Challenged by the flavor gap between animal and plant-based meat, tHEMEat developed a proprietary tech for extracting and synthesizing flavors from different feedstocks and a unique formulation for adding species-specific flavors.
The result is VEME, which is described as a flavor catalyst that enhances the flavor and aroma of food by intensifying the chemical reactions that take place during cooking. According to the company, VEME makes plant-based proteins look, cook, smell, and taste like beef, pork, or fish, replicating the dining experience consumers expect from alternatives.
Revolutionizing alternatives
Recognizing the potential to revolutionize eating habits and food waste management, tHEMEat Company was named the runner-up in the Liveability Challenge‘s Food & Nutrition Track for its meat-free heme.
The prestigious competition, organized by Eco-Business and presented by Temasek Foundation, saw tHEMEat competing against over 1,000 submissions from 100 countries.
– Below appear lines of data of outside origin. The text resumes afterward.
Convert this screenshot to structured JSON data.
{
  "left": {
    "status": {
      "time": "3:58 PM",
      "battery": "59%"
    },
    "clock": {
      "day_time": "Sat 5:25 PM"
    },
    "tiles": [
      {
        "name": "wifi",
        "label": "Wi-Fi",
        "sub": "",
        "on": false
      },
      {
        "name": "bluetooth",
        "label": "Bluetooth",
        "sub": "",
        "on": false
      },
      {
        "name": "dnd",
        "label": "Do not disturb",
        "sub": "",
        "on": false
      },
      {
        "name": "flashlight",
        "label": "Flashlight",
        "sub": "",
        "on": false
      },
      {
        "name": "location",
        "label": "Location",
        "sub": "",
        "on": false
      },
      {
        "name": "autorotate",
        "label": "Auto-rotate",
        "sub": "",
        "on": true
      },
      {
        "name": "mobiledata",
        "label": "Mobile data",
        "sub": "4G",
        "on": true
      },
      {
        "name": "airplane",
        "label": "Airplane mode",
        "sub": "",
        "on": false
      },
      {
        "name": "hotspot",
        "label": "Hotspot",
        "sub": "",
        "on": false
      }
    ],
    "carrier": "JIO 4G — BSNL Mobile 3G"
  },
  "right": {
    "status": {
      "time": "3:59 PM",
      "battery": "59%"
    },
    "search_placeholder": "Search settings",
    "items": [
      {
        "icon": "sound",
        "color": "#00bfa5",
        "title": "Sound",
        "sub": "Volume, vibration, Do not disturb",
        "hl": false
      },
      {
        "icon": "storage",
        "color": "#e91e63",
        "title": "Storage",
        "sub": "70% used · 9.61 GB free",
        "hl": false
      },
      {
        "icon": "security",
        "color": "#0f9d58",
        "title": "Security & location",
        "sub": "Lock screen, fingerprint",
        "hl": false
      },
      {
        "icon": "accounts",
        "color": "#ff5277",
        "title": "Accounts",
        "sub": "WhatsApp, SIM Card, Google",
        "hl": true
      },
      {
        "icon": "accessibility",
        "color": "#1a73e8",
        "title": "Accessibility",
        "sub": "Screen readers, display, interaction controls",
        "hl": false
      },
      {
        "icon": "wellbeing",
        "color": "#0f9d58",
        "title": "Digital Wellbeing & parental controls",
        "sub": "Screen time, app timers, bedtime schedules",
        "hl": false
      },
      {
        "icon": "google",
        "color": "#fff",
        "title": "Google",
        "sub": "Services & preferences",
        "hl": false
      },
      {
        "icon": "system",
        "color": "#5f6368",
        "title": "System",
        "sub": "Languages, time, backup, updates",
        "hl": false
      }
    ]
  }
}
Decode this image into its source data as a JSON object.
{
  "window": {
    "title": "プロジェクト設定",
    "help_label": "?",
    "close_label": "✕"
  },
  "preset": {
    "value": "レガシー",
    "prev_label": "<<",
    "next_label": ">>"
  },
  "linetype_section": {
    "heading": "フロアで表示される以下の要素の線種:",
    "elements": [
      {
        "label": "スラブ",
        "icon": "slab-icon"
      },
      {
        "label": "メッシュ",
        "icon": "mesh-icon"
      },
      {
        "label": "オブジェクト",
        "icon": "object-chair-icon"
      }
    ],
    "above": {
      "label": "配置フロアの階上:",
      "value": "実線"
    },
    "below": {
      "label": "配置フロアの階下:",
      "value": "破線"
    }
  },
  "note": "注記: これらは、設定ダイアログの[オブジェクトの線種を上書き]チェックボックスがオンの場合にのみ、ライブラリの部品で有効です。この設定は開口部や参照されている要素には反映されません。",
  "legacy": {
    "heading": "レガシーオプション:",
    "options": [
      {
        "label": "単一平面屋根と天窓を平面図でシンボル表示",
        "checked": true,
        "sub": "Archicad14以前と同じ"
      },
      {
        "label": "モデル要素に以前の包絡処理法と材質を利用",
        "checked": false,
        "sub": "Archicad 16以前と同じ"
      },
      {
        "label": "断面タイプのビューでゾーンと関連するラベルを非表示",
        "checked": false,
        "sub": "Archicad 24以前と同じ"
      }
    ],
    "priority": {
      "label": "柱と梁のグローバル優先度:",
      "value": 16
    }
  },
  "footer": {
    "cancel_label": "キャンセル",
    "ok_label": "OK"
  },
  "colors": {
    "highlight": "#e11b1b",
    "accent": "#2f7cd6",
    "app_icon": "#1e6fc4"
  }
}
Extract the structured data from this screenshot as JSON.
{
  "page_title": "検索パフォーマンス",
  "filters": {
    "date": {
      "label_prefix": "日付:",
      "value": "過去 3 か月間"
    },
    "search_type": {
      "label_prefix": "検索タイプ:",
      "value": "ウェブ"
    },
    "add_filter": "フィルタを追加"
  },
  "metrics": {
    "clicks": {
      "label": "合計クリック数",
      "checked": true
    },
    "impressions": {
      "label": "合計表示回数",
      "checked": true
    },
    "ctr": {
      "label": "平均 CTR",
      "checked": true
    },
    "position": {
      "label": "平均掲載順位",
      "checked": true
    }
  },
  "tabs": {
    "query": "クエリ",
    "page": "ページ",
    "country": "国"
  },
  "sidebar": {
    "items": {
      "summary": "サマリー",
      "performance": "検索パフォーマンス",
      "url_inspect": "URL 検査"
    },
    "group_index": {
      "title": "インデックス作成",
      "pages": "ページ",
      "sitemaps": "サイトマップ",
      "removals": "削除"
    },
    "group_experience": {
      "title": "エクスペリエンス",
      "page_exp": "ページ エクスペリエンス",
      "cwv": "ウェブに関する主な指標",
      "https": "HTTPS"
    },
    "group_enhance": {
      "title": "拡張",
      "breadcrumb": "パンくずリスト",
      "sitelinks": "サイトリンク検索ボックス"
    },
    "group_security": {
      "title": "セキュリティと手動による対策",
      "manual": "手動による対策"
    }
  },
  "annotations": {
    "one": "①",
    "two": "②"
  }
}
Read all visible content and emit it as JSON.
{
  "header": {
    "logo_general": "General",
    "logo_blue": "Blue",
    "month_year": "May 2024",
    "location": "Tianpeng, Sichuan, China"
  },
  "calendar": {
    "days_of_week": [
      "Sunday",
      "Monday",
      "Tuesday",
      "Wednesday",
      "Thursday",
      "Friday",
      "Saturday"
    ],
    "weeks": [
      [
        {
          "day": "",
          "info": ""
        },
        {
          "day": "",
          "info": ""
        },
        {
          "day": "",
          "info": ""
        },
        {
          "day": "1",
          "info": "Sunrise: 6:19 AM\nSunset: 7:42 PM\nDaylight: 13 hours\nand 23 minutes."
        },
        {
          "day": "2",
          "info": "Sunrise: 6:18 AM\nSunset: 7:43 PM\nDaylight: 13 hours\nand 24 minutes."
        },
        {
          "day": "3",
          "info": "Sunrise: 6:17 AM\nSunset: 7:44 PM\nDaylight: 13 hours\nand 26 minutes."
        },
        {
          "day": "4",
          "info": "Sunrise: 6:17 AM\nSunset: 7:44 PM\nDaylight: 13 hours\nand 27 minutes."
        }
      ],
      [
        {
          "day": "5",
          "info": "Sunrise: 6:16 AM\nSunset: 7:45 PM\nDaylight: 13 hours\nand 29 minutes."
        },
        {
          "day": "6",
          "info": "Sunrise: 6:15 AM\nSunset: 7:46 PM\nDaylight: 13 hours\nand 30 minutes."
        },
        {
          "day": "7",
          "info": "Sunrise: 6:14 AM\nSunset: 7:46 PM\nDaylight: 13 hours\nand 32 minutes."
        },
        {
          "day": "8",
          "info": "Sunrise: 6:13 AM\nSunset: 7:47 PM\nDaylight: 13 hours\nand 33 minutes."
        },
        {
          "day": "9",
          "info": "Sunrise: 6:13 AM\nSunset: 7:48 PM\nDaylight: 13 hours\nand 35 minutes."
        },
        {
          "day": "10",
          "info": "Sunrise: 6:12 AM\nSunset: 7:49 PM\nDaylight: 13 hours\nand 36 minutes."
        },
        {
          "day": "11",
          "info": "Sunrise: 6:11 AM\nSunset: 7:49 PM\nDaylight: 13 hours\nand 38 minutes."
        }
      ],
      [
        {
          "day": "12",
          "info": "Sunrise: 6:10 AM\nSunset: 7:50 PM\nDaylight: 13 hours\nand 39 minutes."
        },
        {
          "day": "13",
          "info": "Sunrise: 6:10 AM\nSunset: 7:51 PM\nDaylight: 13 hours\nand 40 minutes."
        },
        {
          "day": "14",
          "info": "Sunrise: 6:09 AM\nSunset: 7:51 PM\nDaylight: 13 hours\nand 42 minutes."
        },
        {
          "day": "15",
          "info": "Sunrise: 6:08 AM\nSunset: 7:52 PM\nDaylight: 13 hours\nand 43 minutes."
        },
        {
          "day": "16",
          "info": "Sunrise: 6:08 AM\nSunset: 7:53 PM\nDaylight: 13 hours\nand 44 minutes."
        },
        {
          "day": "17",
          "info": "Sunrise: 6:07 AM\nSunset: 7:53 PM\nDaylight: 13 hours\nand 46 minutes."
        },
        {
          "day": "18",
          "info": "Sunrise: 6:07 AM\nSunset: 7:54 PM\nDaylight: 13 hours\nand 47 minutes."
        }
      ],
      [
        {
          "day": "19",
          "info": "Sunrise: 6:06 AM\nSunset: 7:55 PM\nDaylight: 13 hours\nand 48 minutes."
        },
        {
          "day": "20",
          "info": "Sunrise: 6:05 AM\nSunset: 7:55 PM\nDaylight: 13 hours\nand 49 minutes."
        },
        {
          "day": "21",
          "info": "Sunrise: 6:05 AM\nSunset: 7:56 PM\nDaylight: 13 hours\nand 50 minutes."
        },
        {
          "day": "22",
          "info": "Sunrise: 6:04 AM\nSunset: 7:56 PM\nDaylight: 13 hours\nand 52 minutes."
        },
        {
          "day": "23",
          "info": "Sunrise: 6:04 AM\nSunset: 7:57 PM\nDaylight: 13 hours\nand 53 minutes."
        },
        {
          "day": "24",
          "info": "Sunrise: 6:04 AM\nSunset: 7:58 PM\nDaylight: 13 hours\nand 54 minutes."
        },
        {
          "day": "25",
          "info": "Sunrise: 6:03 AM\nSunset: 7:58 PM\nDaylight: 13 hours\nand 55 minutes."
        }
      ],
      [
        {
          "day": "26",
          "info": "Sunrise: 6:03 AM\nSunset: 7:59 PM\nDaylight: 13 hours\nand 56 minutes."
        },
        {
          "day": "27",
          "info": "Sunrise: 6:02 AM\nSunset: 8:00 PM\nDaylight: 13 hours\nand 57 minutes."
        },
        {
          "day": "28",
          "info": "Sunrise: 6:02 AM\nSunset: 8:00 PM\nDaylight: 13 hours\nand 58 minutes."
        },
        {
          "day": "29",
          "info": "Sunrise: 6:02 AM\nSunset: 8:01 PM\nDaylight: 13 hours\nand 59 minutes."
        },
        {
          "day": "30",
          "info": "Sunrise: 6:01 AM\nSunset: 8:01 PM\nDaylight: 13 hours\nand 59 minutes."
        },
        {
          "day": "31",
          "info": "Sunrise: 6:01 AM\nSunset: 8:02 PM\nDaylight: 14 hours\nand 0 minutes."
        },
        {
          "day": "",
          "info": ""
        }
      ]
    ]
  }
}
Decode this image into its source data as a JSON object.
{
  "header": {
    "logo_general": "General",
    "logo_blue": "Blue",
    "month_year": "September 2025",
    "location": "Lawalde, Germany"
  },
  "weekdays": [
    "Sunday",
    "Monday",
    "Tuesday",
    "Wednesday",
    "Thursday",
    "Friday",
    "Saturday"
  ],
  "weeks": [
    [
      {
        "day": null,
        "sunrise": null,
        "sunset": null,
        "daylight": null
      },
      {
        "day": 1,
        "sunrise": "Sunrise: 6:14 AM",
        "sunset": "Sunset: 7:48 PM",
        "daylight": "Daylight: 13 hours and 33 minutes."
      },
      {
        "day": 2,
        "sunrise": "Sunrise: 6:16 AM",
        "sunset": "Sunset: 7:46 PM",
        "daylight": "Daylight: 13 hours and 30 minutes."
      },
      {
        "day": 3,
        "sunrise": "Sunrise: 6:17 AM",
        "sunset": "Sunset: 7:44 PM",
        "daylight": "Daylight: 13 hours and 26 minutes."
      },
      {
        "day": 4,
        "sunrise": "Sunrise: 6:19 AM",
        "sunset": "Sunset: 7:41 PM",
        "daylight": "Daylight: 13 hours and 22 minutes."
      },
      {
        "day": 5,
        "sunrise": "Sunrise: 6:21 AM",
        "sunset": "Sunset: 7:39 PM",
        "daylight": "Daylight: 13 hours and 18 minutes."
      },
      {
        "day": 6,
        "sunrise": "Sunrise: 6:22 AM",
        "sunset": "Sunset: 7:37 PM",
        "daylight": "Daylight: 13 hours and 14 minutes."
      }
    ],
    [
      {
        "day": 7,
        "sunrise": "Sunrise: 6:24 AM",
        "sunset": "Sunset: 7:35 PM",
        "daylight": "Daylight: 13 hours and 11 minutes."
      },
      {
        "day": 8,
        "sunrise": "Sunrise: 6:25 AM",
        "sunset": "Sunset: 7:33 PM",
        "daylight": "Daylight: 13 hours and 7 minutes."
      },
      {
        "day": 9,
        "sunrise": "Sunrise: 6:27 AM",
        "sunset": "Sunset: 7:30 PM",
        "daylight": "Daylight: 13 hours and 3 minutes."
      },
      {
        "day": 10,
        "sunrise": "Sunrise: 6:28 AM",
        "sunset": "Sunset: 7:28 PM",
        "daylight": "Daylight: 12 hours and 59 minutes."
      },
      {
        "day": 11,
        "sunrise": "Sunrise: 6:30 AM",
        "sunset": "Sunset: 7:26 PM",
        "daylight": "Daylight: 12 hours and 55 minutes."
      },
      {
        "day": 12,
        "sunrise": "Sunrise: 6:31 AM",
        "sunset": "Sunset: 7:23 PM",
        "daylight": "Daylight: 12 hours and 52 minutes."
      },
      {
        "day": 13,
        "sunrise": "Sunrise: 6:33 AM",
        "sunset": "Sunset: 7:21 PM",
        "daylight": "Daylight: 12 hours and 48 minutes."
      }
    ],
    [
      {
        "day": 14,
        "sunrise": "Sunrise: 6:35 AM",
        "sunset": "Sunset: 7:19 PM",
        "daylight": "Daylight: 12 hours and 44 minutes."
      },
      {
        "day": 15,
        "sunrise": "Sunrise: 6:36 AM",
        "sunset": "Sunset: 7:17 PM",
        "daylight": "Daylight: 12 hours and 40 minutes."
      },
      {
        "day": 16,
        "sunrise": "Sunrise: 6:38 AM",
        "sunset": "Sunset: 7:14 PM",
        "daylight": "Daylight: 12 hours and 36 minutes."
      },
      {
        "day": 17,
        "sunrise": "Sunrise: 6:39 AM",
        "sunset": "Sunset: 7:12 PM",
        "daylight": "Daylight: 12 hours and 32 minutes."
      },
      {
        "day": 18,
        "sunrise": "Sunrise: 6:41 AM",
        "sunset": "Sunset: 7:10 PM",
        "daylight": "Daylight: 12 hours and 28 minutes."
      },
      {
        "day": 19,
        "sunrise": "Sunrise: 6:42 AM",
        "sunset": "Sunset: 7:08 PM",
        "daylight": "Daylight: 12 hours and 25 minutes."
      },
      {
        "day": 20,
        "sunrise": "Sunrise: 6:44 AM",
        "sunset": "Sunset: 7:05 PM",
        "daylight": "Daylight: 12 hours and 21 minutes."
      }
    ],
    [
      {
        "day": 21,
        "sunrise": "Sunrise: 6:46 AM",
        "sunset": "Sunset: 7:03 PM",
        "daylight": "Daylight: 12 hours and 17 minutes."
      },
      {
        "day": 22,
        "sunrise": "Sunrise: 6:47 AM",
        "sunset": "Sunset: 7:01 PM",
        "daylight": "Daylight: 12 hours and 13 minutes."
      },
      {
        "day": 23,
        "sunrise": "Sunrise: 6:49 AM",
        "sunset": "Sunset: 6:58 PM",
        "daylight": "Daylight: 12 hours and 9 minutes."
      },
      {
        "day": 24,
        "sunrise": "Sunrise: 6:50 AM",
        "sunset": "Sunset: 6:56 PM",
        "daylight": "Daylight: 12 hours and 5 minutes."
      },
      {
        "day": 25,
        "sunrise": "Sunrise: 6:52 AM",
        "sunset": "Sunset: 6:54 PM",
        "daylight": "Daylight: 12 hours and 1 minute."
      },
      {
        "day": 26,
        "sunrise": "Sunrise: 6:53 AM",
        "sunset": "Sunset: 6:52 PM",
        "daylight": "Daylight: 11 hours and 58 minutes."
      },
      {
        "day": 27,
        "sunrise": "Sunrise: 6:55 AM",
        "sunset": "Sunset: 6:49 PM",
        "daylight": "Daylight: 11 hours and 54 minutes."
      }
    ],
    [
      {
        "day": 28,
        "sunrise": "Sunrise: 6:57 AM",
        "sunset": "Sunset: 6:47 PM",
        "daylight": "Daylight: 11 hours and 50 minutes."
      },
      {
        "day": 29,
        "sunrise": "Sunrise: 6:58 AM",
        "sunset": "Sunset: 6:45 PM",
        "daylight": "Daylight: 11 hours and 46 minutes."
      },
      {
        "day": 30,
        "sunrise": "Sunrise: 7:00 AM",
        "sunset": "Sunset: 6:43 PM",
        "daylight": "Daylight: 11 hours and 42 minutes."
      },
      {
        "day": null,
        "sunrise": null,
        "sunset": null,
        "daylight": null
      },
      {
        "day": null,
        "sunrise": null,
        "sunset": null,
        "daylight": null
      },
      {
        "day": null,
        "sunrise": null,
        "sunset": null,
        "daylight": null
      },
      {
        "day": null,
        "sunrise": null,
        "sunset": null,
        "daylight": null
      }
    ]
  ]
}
With a grand funding of S$2 million from the Temasek Foundation, TLC aims to support initiatives that tackle pressing global issues.
In 2023, the startup won the DBS Foundation x NEA Hungry for Change Challenge with its VEME technology to revolutionize plant-based meat.
“Meat will starve us – because meat consumption drives significant climate change, reducing the world’s ability to grow food. 10 kg of feed is needed to grow 1 kg of meat. That’s how much food that we are wasting to produce meat in the current livestock system,” Tham said at the Liveability Challenge.
He added, “We are incredibly honored to be recognized as a top contender in TLC for our contributions to food sustainability. This recognition is a testament to the tireless efforts of our team and the transformative potential of VEME.”